In 2009, the club was in a much stronger position to demand tighter financial controls from the Premier League, including deals with associated parties. Wenger constantly complained about this. Did the then Arsenal management lobby the Premier League hard enough?
It is also significant that in the summer of 2009, while City snatched two key Arsenal players and set the tone, they were also pursuing a prominent figure at another top-four club. It was John Terry, a transfer saga that has long been forgotten but was so real that then-City manager Mark Hughes spoke openly about it. Wages of £200,000 a week were reportedly offered. Ultimately, this provided leverage for the lucrative contract extension Terry signed with Chelsea in August 2009.

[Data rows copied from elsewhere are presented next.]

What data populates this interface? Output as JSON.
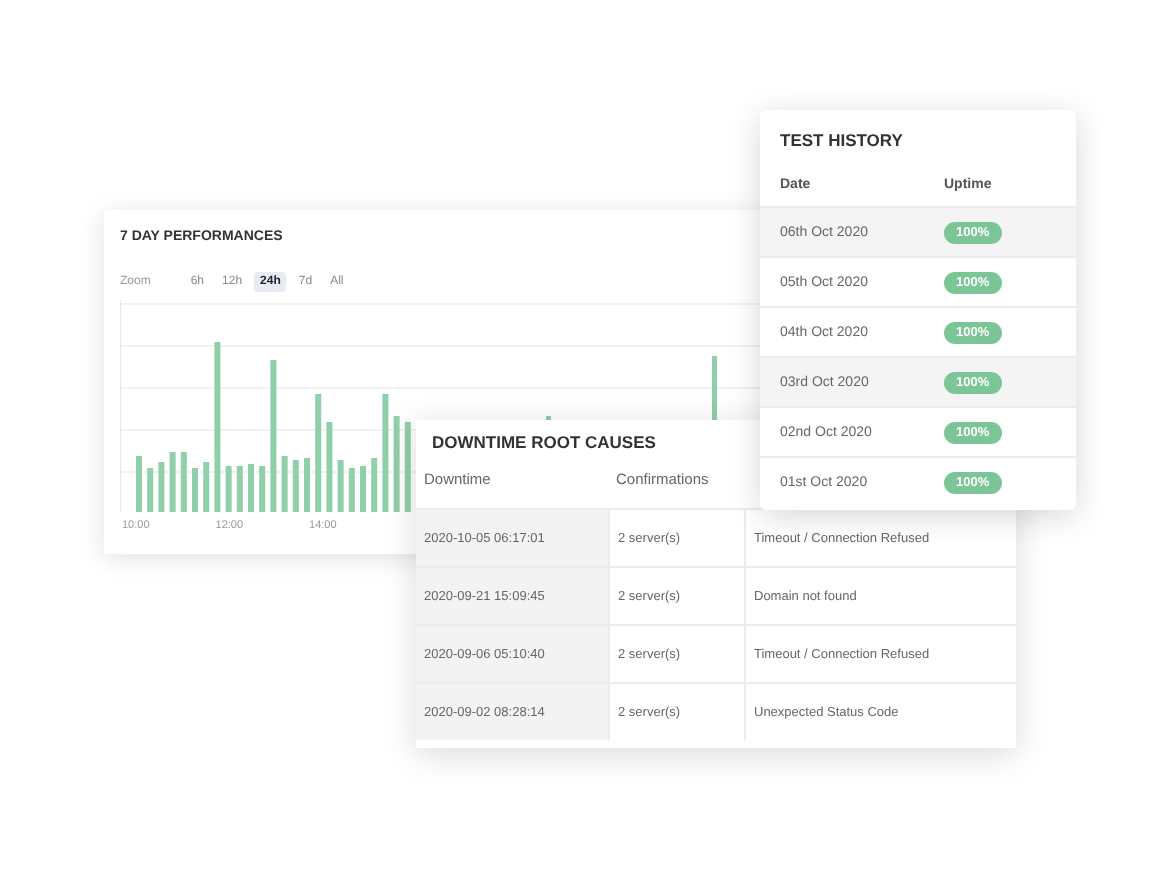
{
  "performance": {
    "title": "7 DAY PERFORMANCES",
    "zoom_label": "Zoom",
    "zoom_options": [
      {
        "label": "6h",
        "selected": false
      },
      {
        "label": "12h",
        "selected": false
      },
      {
        "label": "24h",
        "selected": true
      },
      {
        "label": "7d",
        "selected": false
      },
      {
        "label": "All",
        "selected": false
      }
    ],
    "x_labels": [
      "10:00",
      "12:00",
      "14:00"
    ]
  },
  "test_history": {
    "title": "TEST HISTORY",
    "columns": [
      "Date",
      "Uptime"
    ],
    "rows": [
      {
        "date": "06th Oct 2020",
        "uptime": "100%"
      },
      {
        "date": "05th Oct 2020",
        "uptime": "100%"
      },
      {
        "date": "04th Oct 2020",
        "uptime": "100%"
      },
      {
        "date": "03rd Oct 2020",
        "uptime": "100%"
      },
      {
        "date": "02nd Oct 2020",
        "uptime": "100%"
      },
      {
        "date": "01st Oct 2020",
        "uptime": "100%"
      }
    ]
  },
  "downtime_root_causes": {
    "title": "DOWNTIME ROOT CAUSES",
    "columns": [
      "Downtime",
      "Confirmations"
    ],
    "rows": [
      {
        "downtime": "2020-10-05 06:17:01",
        "confirmations": "2 server(s)",
        "column_3": "Timeout / Connection Refused"
      },
      {
        "downtime": "2020-09-21 15:09:45",
        "confirmations": "2 server(s)",
        "column_3": "Domain not found"
      },
      {
        "downtime": "2020-09-06 05:10:40",
        "confirmations": "2 server(s)",
        "column_3": "Timeout / Connection Refused"
      },
      {
        "downtime": "2020-09-02 08:28:14",
        "confirmations": "2 server(s)",
        "column_3": "Unexpected Status Code"
      }
    ]
  }
}
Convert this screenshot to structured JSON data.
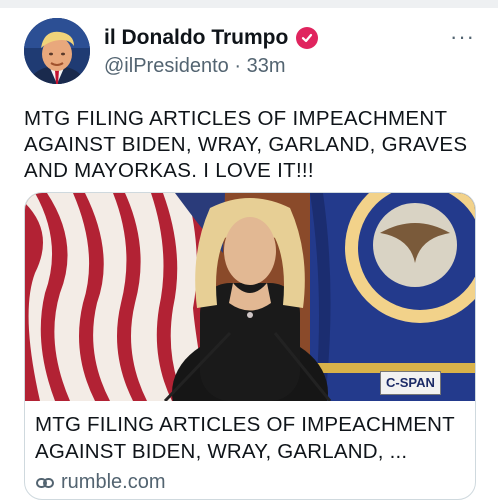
{
  "author": {
    "display_name": "il Donaldo Trumpo",
    "handle": "@ilPresidento",
    "separator": "·",
    "time": "33m"
  },
  "menu": {
    "more_label": "···"
  },
  "tweet": {
    "text": "MTG FILING ARTICLES OF IMPEACHMENT AGAINST BIDEN, WRAY, GARLAND, GRAVES AND MAYORKAS. I LOVE IT!!!"
  },
  "card": {
    "title": "MTG FILING ARTICLES OF IMPEACHMENT AGAINST BIDEN, WRAY, GARLAND, ...",
    "domain": "rumble.com",
    "watermark": "C-SPAN"
  },
  "colors": {
    "verified_badge": "#e0245e",
    "secondary_text": "#536471",
    "card_border": "#cfd9de"
  },
  "icons": [
    "verified-badge-icon",
    "more-options-icon",
    "link-icon"
  ]
}
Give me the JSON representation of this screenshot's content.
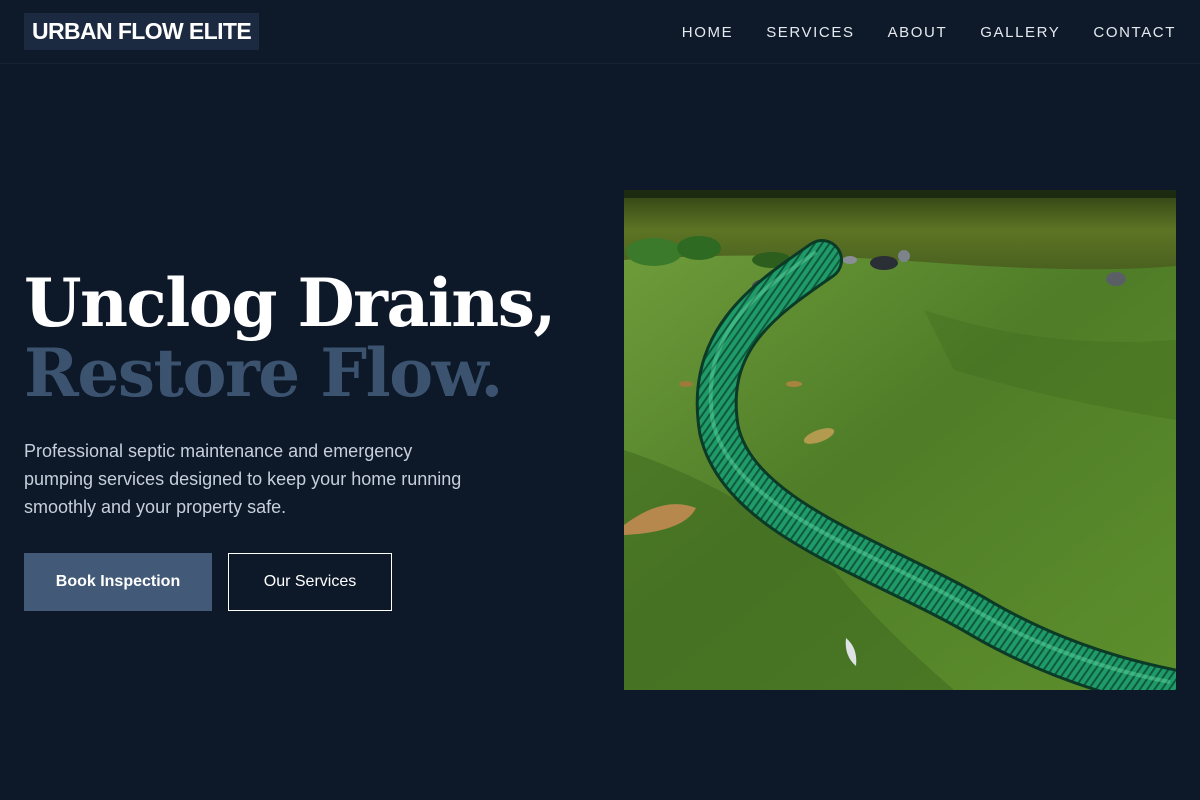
{
  "brand": {
    "name": "URBAN FLOW ELITE"
  },
  "nav": {
    "items": [
      {
        "label": "HOME"
      },
      {
        "label": "SERVICES"
      },
      {
        "label": "ABOUT"
      },
      {
        "label": "GALLERY"
      },
      {
        "label": "CONTACT"
      }
    ]
  },
  "hero": {
    "title_line1": "Unclog Drains,",
    "title_line2": "Restore Flow.",
    "description": "Professional septic maintenance and emergency pumping services designed to keep your home running smoothly and your property safe.",
    "primary_button": "Book Inspection",
    "secondary_button": "Our Services",
    "image_subject": "green-septic-hose-on-lawn-photo"
  },
  "colors": {
    "background": "#0d1828",
    "header": "#0e1a29",
    "logo_bg": "#1b2a40",
    "accent": "#425a78",
    "title_muted": "#3c5370",
    "body_text": "#c6cfdb"
  }
}
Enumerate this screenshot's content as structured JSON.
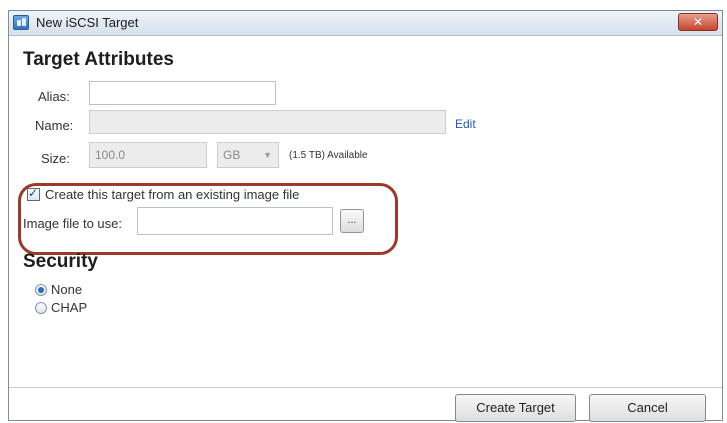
{
  "window": {
    "title": "New iSCSI Target",
    "close_label": "✕"
  },
  "attributes": {
    "heading": "Target Attributes",
    "alias_label": "Alias:",
    "alias_value": "",
    "name_label": "Name:",
    "name_value": "",
    "edit_link": "Edit",
    "size_label": "Size:",
    "size_value": "100.0",
    "size_unit": "GB",
    "available": "(1.5 TB) Available"
  },
  "image_file": {
    "checkbox_label": "Create this target from an existing image file",
    "checked": true,
    "file_label": "Image file to use:",
    "file_value": "",
    "browse_label": "..."
  },
  "security": {
    "heading": "Security",
    "options": [
      {
        "label": "None",
        "selected": true
      },
      {
        "label": "CHAP",
        "selected": false
      }
    ]
  },
  "buttons": {
    "create": "Create Target",
    "cancel": "Cancel"
  },
  "icons": [
    "iscsi-app-icon",
    "close-icon",
    "chevron-down-icon",
    "checkmark-icon"
  ],
  "colors": {
    "highlight_ring": "#9c3a2a",
    "link": "#2058b0",
    "close_button": "#c6452f"
  }
}
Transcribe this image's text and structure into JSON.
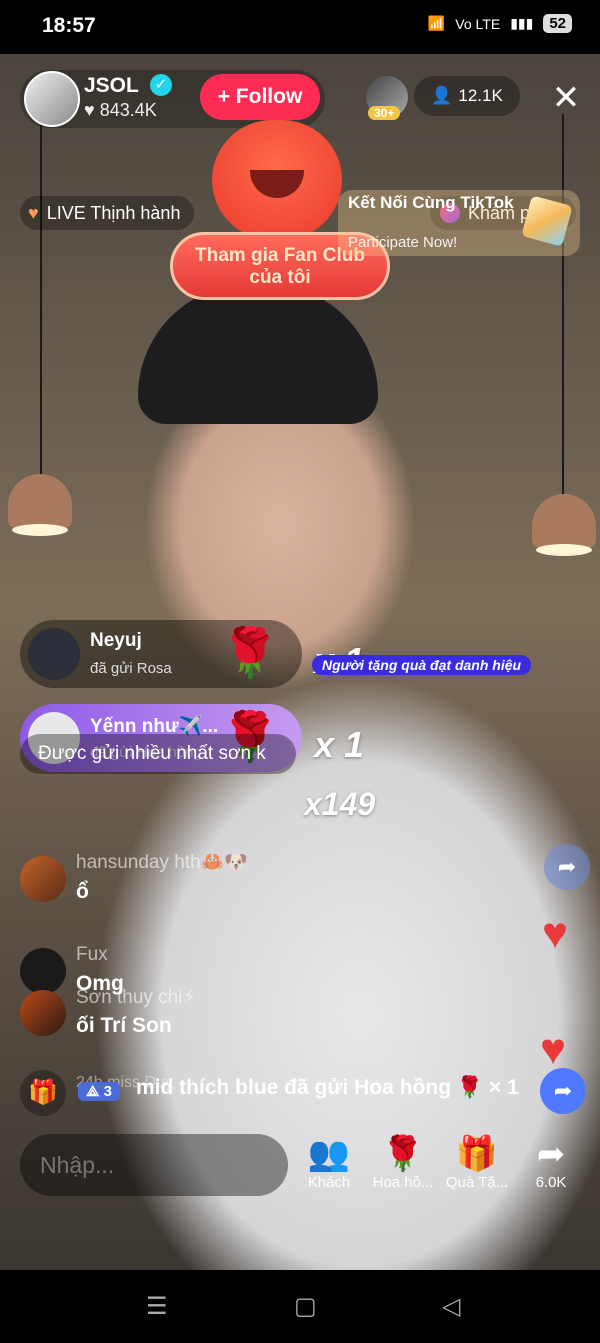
{
  "status": {
    "time": "18:57",
    "net": "Vo LTE",
    "battery": "52"
  },
  "host": {
    "name": "JSOL",
    "likes": "843.4K",
    "follow_label": "+ Follow"
  },
  "top_right": {
    "rank_badge": "30+",
    "viewers": "12.1K"
  },
  "tags": {
    "trending": "LIVE Thịnh hành",
    "explore": "Khám phá"
  },
  "fan_club": {
    "line1": "Tham gia Fan Club",
    "line2": "của tôi"
  },
  "promo": {
    "title": "Kết Nối Cùng TikTok",
    "subtitle": "Participate Now!"
  },
  "gifts": [
    {
      "user": "Neyuj",
      "action": "đã gửi Rosa",
      "count": "x 1"
    },
    {
      "user": "Yếnn như✈️...",
      "action": "đã gửi Hoa hồng",
      "count": "x 1"
    }
  ],
  "achiever_badge": "Người tặng quà đạt danh hiệu",
  "most_sent": {
    "text": "Được gửi nhiều nhất sơn k",
    "count": "x149"
  },
  "comments": [
    {
      "user": "hansunday hth🦀🐶",
      "text": "ổ"
    },
    {
      "user": "Fux",
      "text": "Omg"
    },
    {
      "user": "Sơn thuy chi⚡",
      "text": "ối Trí Son"
    },
    {
      "user": "24h miss Duy",
      "text": ""
    }
  ],
  "ticker": {
    "rank": "3",
    "text": "mid thích blue đã gửi Hoa hồng 🌹 × 1"
  },
  "bottom": {
    "input_placeholder": "Nhập...",
    "actions": [
      {
        "label": "Khách",
        "icon": "guests-icon"
      },
      {
        "label": "Hoa hồ...",
        "icon": "rose-icon"
      },
      {
        "label": "Quà Tặ...",
        "icon": "gift-icon"
      },
      {
        "label": "6.0K",
        "icon": "share-icon"
      }
    ]
  },
  "colors": {
    "follow": "#fe2c55",
    "achiever": "#3a2be0",
    "share": "#4f79ff"
  }
}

Wage pressure was everywhere — even at Chelsea, a club that had previously conquered the market for fees and salaries. Chelsea were strong enough to face it with their own billionaire owner, Roman Abramovich. Arsenal lost player after player to bigger payers in England and across Europe. Starting with Vieira in 2005, Ashley Cole in 2006 and Thierry Henry in 2007. By 2009, this had become a habit.
Arsenal's management are now among the most combative at Premier League shareholders' meetings when it comes to financial control, but in 2009 they seemed unclear about what was consuming them. Their business plan, centered on funding the Emirates Stadium and the savings required to do so, was destroyed by the Abramovich effect from 2003 onwards. By 2008, when Sheikh Mansour came to power, the club was already drunk.
< p>There's one line in David Dein's 2022 autobiography that sums up the moment. In 2006, Dein was convinced that Arsenal needed a new owner — or at least an investor — with the same funds as Abramovich. Media group Granada were set to sell their 9.9 per cent stake in the club and Dein saw this as a chance for a serious investor to start building up a stake. Dein said he had met with Khaldoon Al Mubarak, Abu Dhabi's de facto chief executive and chairman of CFG since 2008. Khaldun passed and Stan Kroenke bought the shares.
Dane tried Khaldun again when he sold his own Arsenal. stake next year, but, he said, “the timing wasn’t right” for Khaldun. Exactly what that meant was never explained by Dein, but if Khaldun had moved forward it would have meant a very different Arsenal and a very different City. Since the late 2000s, Arsenal have adapted to a different reality. Ineffective at first, but decisively in recent years. But so much time and opportunity was wasted.